Scientific research has shown that cheese can be ‘as addictive as hard drugs’, triggering some of the same receptors in the brain. God, I am so screwed if LeTAO ever begins distributing here. Back when I first discovered this cake, I would buy one and fully solo it in one sitting. It felt so bad.
But so good.
Seriously, it’s just shaved ice, man.
And yet, here we are. A bowl of H2O, albeit in a different state, with a sugary calories strategically placed with care in both location and concentration, producing one of the most wonderfully complete dishes since ice cream for breakfast became a thing. I am fully aware of my Japan bias when I say that kakigōri sits at the pinnacle of shaved ice desserts in the same way that Everest is the pinnacle of all mountains: both are damn cool. I like it more than than bingsoo (which I rate as a close second), Taiwanese-style snow ice (third), ice kacang (I’ve only ever had coarse, ‘rough’ versions that have never done it for me), or Hawaiian snow cones.
The cliché of Japanese refinement is once again the simple reason why a bowl of water and some syrups can snowball itself into a top ten list.
Kakigōri is layered slowly and carefully, with sweetening agents (almost always natural, of course) interspersed such that each spoonful is full of flavour without being overly sweet. The whole show is then often topped by a layer of cream that represents the overall intended flavour. As you can imagine, seasonal variants exist.
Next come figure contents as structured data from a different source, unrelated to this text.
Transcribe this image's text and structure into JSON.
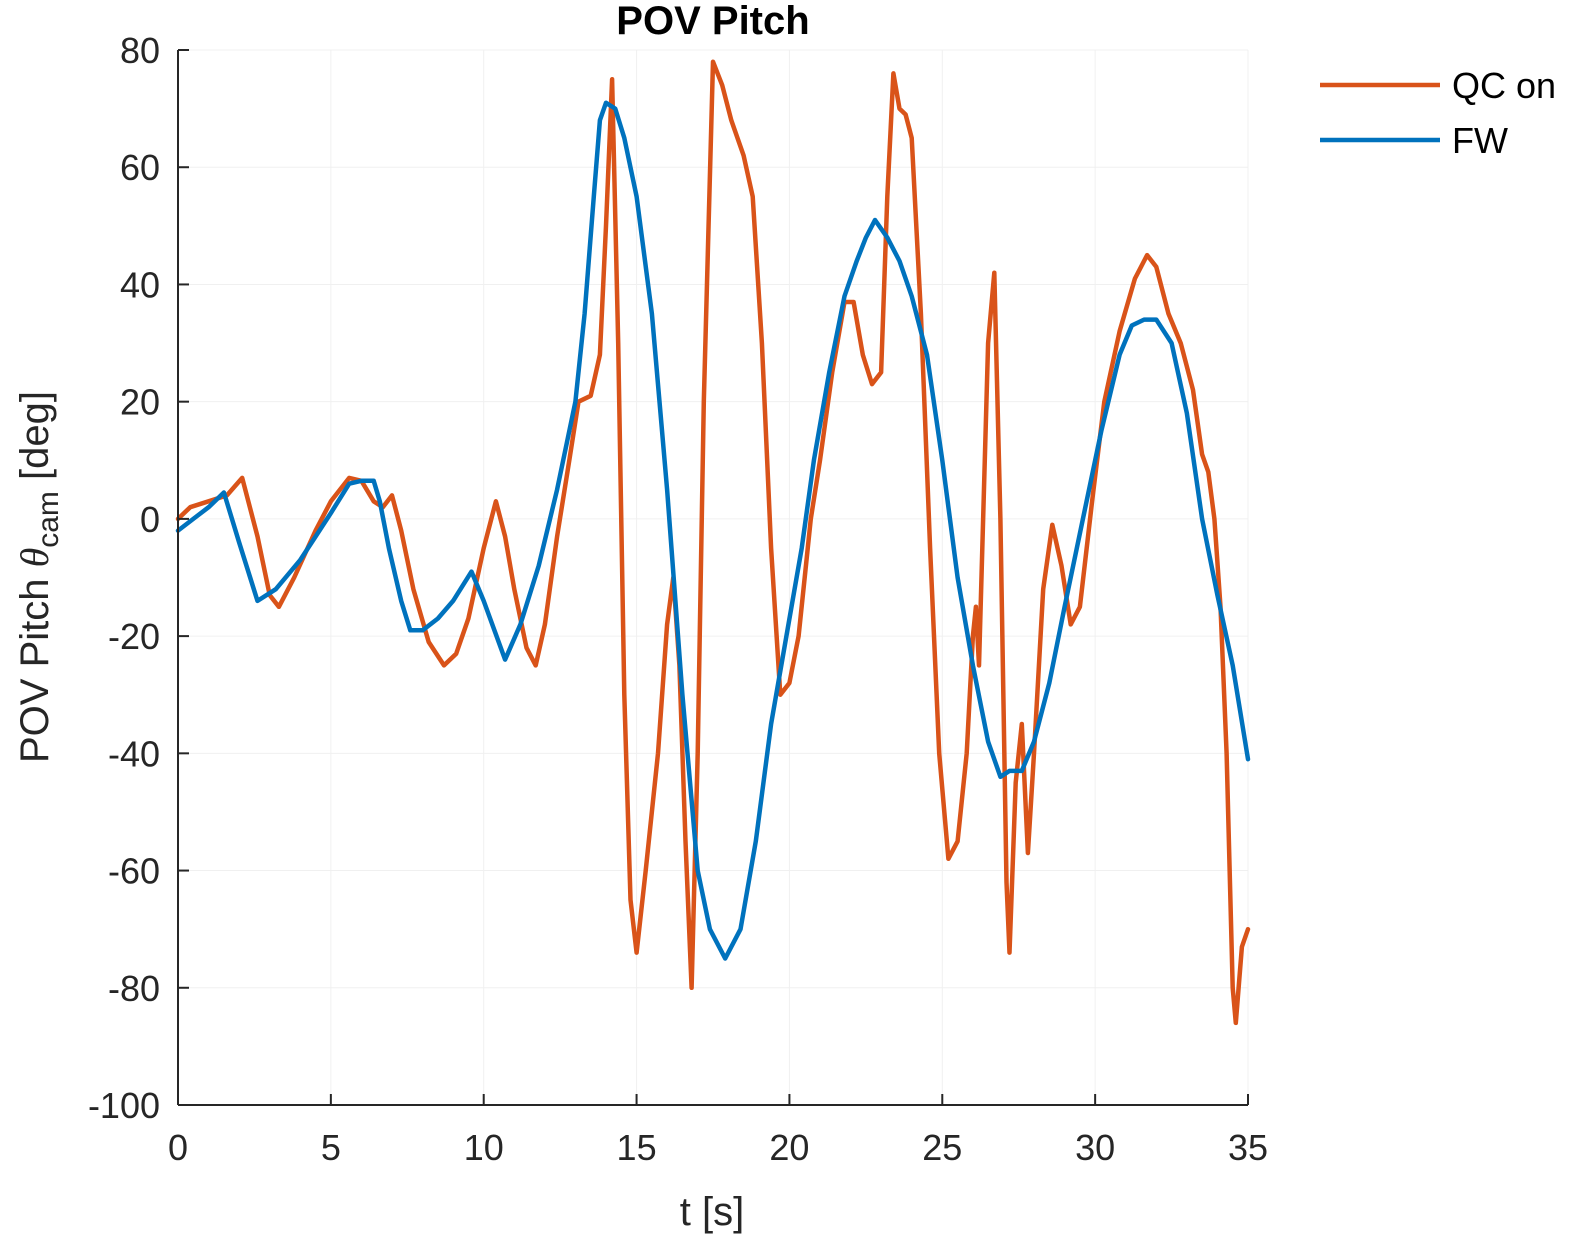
{
  "chart_data": {
    "type": "line",
    "title": "POV Pitch",
    "xlabel": "t [s]",
    "ylabel": {
      "main": "POV Pitch ",
      "symbol": "θ",
      "subscript": "cam",
      "unit": " [deg]"
    },
    "xlim": [
      0,
      35
    ],
    "ylim": [
      -100,
      80
    ],
    "xticks": [
      0,
      5,
      10,
      15,
      20,
      25,
      30,
      35
    ],
    "yticks": [
      -100,
      -80,
      -60,
      -40,
      -20,
      0,
      20,
      40,
      60,
      80
    ],
    "grid": true,
    "legend_position": "top-right outside",
    "series": [
      {
        "name": "QC on",
        "color": "#D95319",
        "points": [
          [
            0,
            0
          ],
          [
            0.4,
            2
          ],
          [
            1.0,
            3
          ],
          [
            1.6,
            4
          ],
          [
            2.1,
            7
          ],
          [
            2.6,
            -3
          ],
          [
            3.0,
            -13
          ],
          [
            3.3,
            -15
          ],
          [
            3.8,
            -10
          ],
          [
            4.5,
            -2
          ],
          [
            5.0,
            3
          ],
          [
            5.6,
            7
          ],
          [
            6.0,
            6.5
          ],
          [
            6.4,
            3
          ],
          [
            6.7,
            2
          ],
          [
            7.0,
            4
          ],
          [
            7.3,
            -2
          ],
          [
            7.7,
            -12
          ],
          [
            8.2,
            -21
          ],
          [
            8.7,
            -25
          ],
          [
            9.1,
            -23
          ],
          [
            9.5,
            -17
          ],
          [
            10.0,
            -5
          ],
          [
            10.4,
            3
          ],
          [
            10.7,
            -3
          ],
          [
            11.0,
            -12
          ],
          [
            11.4,
            -22
          ],
          [
            11.7,
            -25
          ],
          [
            12.0,
            -18
          ],
          [
            12.4,
            -3
          ],
          [
            12.8,
            10
          ],
          [
            13.1,
            20
          ],
          [
            13.5,
            21
          ],
          [
            13.8,
            28
          ],
          [
            14.0,
            50
          ],
          [
            14.2,
            75
          ],
          [
            14.4,
            30
          ],
          [
            14.6,
            -30
          ],
          [
            14.8,
            -65
          ],
          [
            15.0,
            -74
          ],
          [
            15.3,
            -60
          ],
          [
            15.7,
            -40
          ],
          [
            16.0,
            -18
          ],
          [
            16.2,
            -10
          ],
          [
            16.4,
            -25
          ],
          [
            16.6,
            -55
          ],
          [
            16.8,
            -80
          ],
          [
            17.0,
            -40
          ],
          [
            17.2,
            20
          ],
          [
            17.5,
            78
          ],
          [
            17.8,
            74
          ],
          [
            18.1,
            68
          ],
          [
            18.5,
            62
          ],
          [
            18.8,
            55
          ],
          [
            19.1,
            30
          ],
          [
            19.4,
            -5
          ],
          [
            19.7,
            -30
          ],
          [
            20.0,
            -28
          ],
          [
            20.3,
            -20
          ],
          [
            20.7,
            0
          ],
          [
            21.0,
            10
          ],
          [
            21.4,
            25
          ],
          [
            21.8,
            37
          ],
          [
            22.1,
            37
          ],
          [
            22.4,
            28
          ],
          [
            22.7,
            23
          ],
          [
            23.0,
            25
          ],
          [
            23.2,
            55
          ],
          [
            23.4,
            76
          ],
          [
            23.6,
            70
          ],
          [
            23.8,
            69
          ],
          [
            24.0,
            65
          ],
          [
            24.3,
            35
          ],
          [
            24.6,
            -5
          ],
          [
            24.9,
            -40
          ],
          [
            25.2,
            -58
          ],
          [
            25.5,
            -55
          ],
          [
            25.8,
            -40
          ],
          [
            26.0,
            -20
          ],
          [
            26.1,
            -15
          ],
          [
            26.2,
            -25
          ],
          [
            26.5,
            30
          ],
          [
            26.7,
            42
          ],
          [
            26.9,
            0
          ],
          [
            27.1,
            -62
          ],
          [
            27.2,
            -74
          ],
          [
            27.4,
            -45
          ],
          [
            27.6,
            -35
          ],
          [
            27.8,
            -57
          ],
          [
            28.0,
            -40
          ],
          [
            28.3,
            -12
          ],
          [
            28.6,
            -1
          ],
          [
            28.9,
            -8
          ],
          [
            29.2,
            -18
          ],
          [
            29.5,
            -15
          ],
          [
            29.9,
            3
          ],
          [
            30.3,
            20
          ],
          [
            30.8,
            32
          ],
          [
            31.3,
            41
          ],
          [
            31.7,
            45
          ],
          [
            32.0,
            43
          ],
          [
            32.4,
            35
          ],
          [
            32.8,
            30
          ],
          [
            33.2,
            22
          ],
          [
            33.5,
            11
          ],
          [
            33.7,
            8
          ],
          [
            33.9,
            0
          ],
          [
            34.1,
            -15
          ],
          [
            34.3,
            -40
          ],
          [
            34.5,
            -80
          ],
          [
            34.6,
            -86
          ],
          [
            34.8,
            -73
          ],
          [
            35.0,
            -70
          ]
        ]
      },
      {
        "name": "FW",
        "color": "#0072BD",
        "points": [
          [
            0,
            -2
          ],
          [
            0.5,
            0
          ],
          [
            1.0,
            2
          ],
          [
            1.5,
            4.5
          ],
          [
            2.0,
            -4
          ],
          [
            2.6,
            -14
          ],
          [
            3.2,
            -12
          ],
          [
            4.0,
            -7
          ],
          [
            4.5,
            -3
          ],
          [
            5.0,
            1
          ],
          [
            5.6,
            6
          ],
          [
            6.0,
            6.5
          ],
          [
            6.4,
            6.5
          ],
          [
            6.6,
            3
          ],
          [
            6.9,
            -5
          ],
          [
            7.3,
            -14
          ],
          [
            7.6,
            -19
          ],
          [
            8.0,
            -19
          ],
          [
            8.5,
            -17
          ],
          [
            9.0,
            -14
          ],
          [
            9.6,
            -9
          ],
          [
            10.0,
            -14
          ],
          [
            10.7,
            -24
          ],
          [
            11.2,
            -18
          ],
          [
            11.8,
            -8
          ],
          [
            12.4,
            5
          ],
          [
            13.0,
            20
          ],
          [
            13.3,
            35
          ],
          [
            13.6,
            55
          ],
          [
            13.8,
            68
          ],
          [
            14.0,
            71
          ],
          [
            14.3,
            70
          ],
          [
            14.6,
            65
          ],
          [
            15.0,
            55
          ],
          [
            15.5,
            35
          ],
          [
            16.0,
            5
          ],
          [
            16.5,
            -30
          ],
          [
            17.0,
            -60
          ],
          [
            17.4,
            -70
          ],
          [
            17.9,
            -75
          ],
          [
            18.4,
            -70
          ],
          [
            18.9,
            -55
          ],
          [
            19.4,
            -35
          ],
          [
            19.9,
            -20
          ],
          [
            20.4,
            -5
          ],
          [
            20.8,
            10
          ],
          [
            21.3,
            25
          ],
          [
            21.8,
            38
          ],
          [
            22.2,
            44
          ],
          [
            22.5,
            48
          ],
          [
            22.8,
            51
          ],
          [
            23.2,
            48
          ],
          [
            23.6,
            44
          ],
          [
            24.0,
            38
          ],
          [
            24.5,
            28
          ],
          [
            25.0,
            10
          ],
          [
            25.5,
            -10
          ],
          [
            26.0,
            -25
          ],
          [
            26.5,
            -38
          ],
          [
            26.9,
            -44
          ],
          [
            27.2,
            -43
          ],
          [
            27.6,
            -43
          ],
          [
            28.0,
            -38
          ],
          [
            28.5,
            -28
          ],
          [
            29.0,
            -15
          ],
          [
            29.6,
            0
          ],
          [
            30.2,
            15
          ],
          [
            30.8,
            28
          ],
          [
            31.2,
            33
          ],
          [
            31.6,
            34
          ],
          [
            32.0,
            34
          ],
          [
            32.5,
            30
          ],
          [
            33.0,
            18
          ],
          [
            33.5,
            0
          ],
          [
            34.0,
            -13
          ],
          [
            34.5,
            -25
          ],
          [
            35.0,
            -41
          ]
        ]
      }
    ]
  }
}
Mayoor Tea House produces the best Kakigōri I’ve personally had (though shoutouts to last year’s Kurogi). It’s everything in the last paragraph, but as close to perfection as I’ve come across. My flavour pick: avocado milk. It might change your life in a way that avocado on toast never could. It did for me.
Speaking of life-changing desserts, The Fat Duck’s bortrytis cinerea fits the bill, notwithstanding the $500+ bill to get a hold of it via the restaurant’s tasting menu. This is still my favourite dessert of all time for reasons that go beyond the dish’s technical brilliance and execution. My first visit to The Duck was one of the best meals of my life and is an experience that is unlikely to be ever replicated again. You only fall in love like that once in your life. As such, the reasons for its inclusion here are about as irrational as I’ll get.
I’ve been fortunate to have had this masterpiece grace my belly twice more on two subsequent visits to Heston’s maniacal temple of theatrical gastronomy. It’s a dessert requiring enough steps to constitute its own recipe book, with a result that elevates the humble grape to the highest levels. Then again, that it uses the greatest dessert wine in the world as a key element kinda helps. You can certainly make the argument that the return on investment (both in cost and technical difficulty) is low – think of all the gelato you can get for the cost of one of these! But that’s not how life works, and I’m quite okay with that.
All this, from a fungal rot. Oh food, you can be so funny sometimes.
Man, 2019 has some huge shoes to fill. I can’t wait to eat what’s next 😀
This post is based entirely on independently-paid visits to all venues featured in the post.